Another, more questionable interpretation is that Japan’s net debt is actually smaller than it seems because much of it is owned by the government itself. But the biggest buyer of Japanese government bonds is the Government Pension Investment Fund, and liquidating it to pay creditors would destabilize the entire pension system.
Then there are those who claim that Japan could just raise taxes in the event of a fiscal crisis. By raising the value-added tax (VAT) to 25%, the argument goes, Japan could generate ¥33 trillion in additional tax revenues, since at the current 10% rate, VAT revenue is around ¥22 trillion. Assuming that these proposed tax hikes would not shrink Japan’s GDP, the extra income would still cover only half of the current fiscal hole. Moreover, Japan will likely need to raise the VAT anyway to pay for social security, pensions, and health care for its rapidly aging population.
The BOJ introduced a “yield curve control” regime in 2016, capping the ten-year bond rate at 0.25%. If the yield approaches that level, the BOJ will purchase long-term bonds, ostensibly to stimulate growth and address deflation. But the BOJ has faced renewed pressure from those who argue that the policy might be ineffective or even harmful at a time when the yen is depreciating rapidly and government-bond yields around the world are rising. The yen’s exchange rate against the dollar has depreciated to ¥150 from around ¥115 since the start of the year, contributing to sharp increases in import prices that have been hurting consumers and small and medium-size companies. But, so far, the BOJ has refused to raise interest rates or exit the yield-curve-control policy.
Since the BOJ launched its massive quantitative and qualitative easing (QQE) campaign in April 2013, its share of outstanding Japanese government bonds has increased to nearly half. Traditional central bankers, many of whom were trained long before the QQE era, have criticized the BOJ for enabling the government to run unsustainable budget deficits and inducing moral hazard.
But the BOJ seems intent on maintaining near-zero interest rates, at least for now, citing the economy’s slower-than-expected recovery from the COVID-19 pandemic. Japanese inflation, at 3.7%, is also much lower than in the US and Europe, where prices have increased by 8-10% year on year. And while current inflation is above the BOJ’s 2% target, the authorities expect it to ease next year.
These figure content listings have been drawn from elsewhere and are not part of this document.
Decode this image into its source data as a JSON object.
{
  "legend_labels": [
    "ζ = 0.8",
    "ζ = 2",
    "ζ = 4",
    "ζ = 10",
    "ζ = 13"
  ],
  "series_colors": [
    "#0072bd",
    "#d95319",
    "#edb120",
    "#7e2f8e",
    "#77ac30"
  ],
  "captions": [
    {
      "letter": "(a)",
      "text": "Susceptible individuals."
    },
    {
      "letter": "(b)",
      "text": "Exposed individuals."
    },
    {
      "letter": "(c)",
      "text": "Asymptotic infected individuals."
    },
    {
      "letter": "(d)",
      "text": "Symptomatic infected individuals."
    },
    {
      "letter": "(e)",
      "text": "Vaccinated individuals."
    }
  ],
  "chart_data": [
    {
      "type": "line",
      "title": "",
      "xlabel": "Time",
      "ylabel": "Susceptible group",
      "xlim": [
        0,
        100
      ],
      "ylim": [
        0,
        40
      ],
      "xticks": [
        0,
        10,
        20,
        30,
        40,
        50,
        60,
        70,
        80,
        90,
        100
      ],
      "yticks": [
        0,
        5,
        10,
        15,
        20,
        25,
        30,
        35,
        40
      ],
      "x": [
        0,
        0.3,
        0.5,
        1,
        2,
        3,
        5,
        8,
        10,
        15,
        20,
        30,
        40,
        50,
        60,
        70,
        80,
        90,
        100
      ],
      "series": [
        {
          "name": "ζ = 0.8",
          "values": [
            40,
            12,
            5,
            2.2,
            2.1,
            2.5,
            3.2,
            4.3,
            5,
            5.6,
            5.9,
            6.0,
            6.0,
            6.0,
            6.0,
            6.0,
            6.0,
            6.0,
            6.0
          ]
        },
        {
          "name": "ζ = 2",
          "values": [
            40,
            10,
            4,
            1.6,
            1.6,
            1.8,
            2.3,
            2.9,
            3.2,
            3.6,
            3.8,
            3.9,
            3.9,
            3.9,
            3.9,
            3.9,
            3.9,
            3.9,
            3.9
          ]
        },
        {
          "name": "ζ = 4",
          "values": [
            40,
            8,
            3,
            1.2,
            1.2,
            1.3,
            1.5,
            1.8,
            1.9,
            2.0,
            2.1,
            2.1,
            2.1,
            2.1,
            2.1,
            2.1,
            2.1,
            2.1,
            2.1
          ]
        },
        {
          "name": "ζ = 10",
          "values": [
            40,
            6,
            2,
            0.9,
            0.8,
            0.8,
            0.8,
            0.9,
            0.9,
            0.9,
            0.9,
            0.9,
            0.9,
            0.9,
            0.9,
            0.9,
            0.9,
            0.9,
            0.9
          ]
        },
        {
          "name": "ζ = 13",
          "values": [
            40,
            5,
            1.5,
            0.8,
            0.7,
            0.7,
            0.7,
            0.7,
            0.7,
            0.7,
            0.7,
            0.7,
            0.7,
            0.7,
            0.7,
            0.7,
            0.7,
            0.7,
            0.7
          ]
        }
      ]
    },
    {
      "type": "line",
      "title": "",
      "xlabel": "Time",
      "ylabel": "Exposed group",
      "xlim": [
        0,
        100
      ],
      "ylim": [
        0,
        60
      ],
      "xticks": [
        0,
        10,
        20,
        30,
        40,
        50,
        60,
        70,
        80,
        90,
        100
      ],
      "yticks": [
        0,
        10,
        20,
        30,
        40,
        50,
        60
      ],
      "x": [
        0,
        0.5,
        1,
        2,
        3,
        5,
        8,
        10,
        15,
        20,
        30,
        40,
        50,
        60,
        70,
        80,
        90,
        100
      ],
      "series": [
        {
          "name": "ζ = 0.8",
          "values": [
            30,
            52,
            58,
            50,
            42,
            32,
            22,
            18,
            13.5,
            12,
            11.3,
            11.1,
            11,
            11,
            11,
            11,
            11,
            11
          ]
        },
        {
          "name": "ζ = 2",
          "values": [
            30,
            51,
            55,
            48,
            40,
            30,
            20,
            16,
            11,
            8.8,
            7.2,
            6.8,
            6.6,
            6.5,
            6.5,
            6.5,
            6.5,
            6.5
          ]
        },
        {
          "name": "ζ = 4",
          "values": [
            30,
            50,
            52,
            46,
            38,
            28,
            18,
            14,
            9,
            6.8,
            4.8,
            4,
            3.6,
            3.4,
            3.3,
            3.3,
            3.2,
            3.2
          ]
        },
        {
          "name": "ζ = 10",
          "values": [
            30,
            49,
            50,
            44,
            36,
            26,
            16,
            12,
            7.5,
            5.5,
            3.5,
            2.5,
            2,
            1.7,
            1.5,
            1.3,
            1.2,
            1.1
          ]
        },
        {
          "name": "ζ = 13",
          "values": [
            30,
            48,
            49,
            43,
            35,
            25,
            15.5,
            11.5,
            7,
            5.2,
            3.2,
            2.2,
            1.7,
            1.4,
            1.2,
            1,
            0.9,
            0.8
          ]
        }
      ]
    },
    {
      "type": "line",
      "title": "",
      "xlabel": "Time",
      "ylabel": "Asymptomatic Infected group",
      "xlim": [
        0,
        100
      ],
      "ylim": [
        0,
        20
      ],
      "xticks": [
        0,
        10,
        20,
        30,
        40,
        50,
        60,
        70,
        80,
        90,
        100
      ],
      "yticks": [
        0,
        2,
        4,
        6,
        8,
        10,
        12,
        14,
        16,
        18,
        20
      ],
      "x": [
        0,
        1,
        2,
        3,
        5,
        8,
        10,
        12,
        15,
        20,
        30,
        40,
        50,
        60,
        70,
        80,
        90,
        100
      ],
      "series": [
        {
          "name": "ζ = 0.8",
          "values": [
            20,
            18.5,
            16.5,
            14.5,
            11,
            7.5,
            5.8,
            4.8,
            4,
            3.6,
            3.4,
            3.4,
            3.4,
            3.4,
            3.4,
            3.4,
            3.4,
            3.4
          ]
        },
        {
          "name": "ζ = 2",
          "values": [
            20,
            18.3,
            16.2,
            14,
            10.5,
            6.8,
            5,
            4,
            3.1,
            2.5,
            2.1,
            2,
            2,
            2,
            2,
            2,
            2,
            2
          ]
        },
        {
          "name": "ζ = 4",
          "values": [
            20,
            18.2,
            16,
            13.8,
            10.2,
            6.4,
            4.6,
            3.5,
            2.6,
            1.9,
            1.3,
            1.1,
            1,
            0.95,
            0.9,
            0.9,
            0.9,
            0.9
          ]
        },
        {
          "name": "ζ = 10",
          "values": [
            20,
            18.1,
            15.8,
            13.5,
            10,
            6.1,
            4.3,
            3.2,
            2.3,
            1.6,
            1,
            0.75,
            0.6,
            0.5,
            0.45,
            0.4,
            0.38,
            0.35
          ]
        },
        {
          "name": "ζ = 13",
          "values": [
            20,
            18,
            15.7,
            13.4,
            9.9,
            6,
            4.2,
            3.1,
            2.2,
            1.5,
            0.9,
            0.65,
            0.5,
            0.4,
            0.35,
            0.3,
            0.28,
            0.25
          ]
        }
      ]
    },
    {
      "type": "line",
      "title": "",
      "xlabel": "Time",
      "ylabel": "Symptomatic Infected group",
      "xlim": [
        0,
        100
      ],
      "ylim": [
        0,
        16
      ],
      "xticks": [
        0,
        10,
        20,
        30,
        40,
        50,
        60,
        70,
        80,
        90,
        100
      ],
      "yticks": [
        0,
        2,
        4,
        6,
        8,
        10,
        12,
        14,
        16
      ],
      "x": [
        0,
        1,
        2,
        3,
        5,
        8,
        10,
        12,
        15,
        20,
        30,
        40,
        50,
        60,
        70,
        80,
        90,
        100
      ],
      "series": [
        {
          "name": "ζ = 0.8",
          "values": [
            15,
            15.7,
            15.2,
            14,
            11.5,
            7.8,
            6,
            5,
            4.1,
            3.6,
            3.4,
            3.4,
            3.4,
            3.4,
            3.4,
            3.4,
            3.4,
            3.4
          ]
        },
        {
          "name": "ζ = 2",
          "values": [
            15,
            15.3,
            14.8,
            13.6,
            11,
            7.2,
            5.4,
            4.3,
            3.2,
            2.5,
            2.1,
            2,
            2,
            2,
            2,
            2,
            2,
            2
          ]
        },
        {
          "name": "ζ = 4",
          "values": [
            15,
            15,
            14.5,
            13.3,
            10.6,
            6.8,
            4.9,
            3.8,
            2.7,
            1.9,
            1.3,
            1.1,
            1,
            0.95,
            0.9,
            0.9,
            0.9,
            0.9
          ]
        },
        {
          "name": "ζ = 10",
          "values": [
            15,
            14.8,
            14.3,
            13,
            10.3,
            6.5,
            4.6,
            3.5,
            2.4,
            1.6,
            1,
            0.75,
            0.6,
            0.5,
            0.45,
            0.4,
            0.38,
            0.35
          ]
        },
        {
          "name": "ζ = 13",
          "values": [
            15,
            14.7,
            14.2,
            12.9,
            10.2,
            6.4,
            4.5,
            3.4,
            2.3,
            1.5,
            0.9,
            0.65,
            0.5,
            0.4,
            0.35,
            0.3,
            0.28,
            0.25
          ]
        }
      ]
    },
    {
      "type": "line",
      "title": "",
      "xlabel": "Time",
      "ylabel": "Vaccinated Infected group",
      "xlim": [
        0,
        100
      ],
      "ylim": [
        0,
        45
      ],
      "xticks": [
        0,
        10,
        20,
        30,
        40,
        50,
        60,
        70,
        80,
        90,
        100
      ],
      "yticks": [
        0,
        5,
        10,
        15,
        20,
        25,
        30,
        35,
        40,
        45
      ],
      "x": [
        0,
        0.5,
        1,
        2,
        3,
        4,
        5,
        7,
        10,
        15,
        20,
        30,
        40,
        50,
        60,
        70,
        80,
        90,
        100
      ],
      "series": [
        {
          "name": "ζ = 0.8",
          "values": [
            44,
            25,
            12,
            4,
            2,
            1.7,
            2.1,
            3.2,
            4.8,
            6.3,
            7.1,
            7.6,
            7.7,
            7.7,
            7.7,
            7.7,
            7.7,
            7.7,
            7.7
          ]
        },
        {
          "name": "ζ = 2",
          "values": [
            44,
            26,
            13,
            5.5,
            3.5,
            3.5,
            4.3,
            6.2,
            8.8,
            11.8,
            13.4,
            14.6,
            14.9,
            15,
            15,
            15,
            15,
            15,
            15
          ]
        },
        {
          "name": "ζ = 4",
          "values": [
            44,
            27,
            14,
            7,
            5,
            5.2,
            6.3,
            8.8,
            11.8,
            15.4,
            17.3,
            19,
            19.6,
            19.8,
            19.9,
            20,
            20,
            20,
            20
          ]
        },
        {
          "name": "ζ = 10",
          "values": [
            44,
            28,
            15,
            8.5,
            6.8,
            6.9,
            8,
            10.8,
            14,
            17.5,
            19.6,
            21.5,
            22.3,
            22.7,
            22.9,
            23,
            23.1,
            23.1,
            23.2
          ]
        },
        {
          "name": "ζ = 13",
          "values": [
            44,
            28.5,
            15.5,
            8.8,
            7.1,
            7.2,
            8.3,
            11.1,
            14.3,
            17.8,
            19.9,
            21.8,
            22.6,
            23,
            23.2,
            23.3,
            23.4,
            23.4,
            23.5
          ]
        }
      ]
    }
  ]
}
But policymakers must use inflation as an opportunity to shake off the deflationary mindset that dogged Japan’s economy for more than two decades before the shift to monetary tightening. To be sure, exiting the BOJ’s long-standing ultra-loose monetary policy is not without risk. Interest payments will likely rise, and, as I recently argued, rapid rate hikes could lead to technical insolvency and so-called negative seigniorage, which would require the government to provide subsidies to the central bank.
Still, the sooner Japan exits its yield-curve-control policy, the better. No doubt, monetary tightening will cause some economic pain. But remaining on the current policy path of keeping interest rates at near-zero and issuing more and more new debt will only increase the costs of eventual fiscal consolidation. Given Japan’s adverse demographic trends, the burden on future generations will be all the heavier.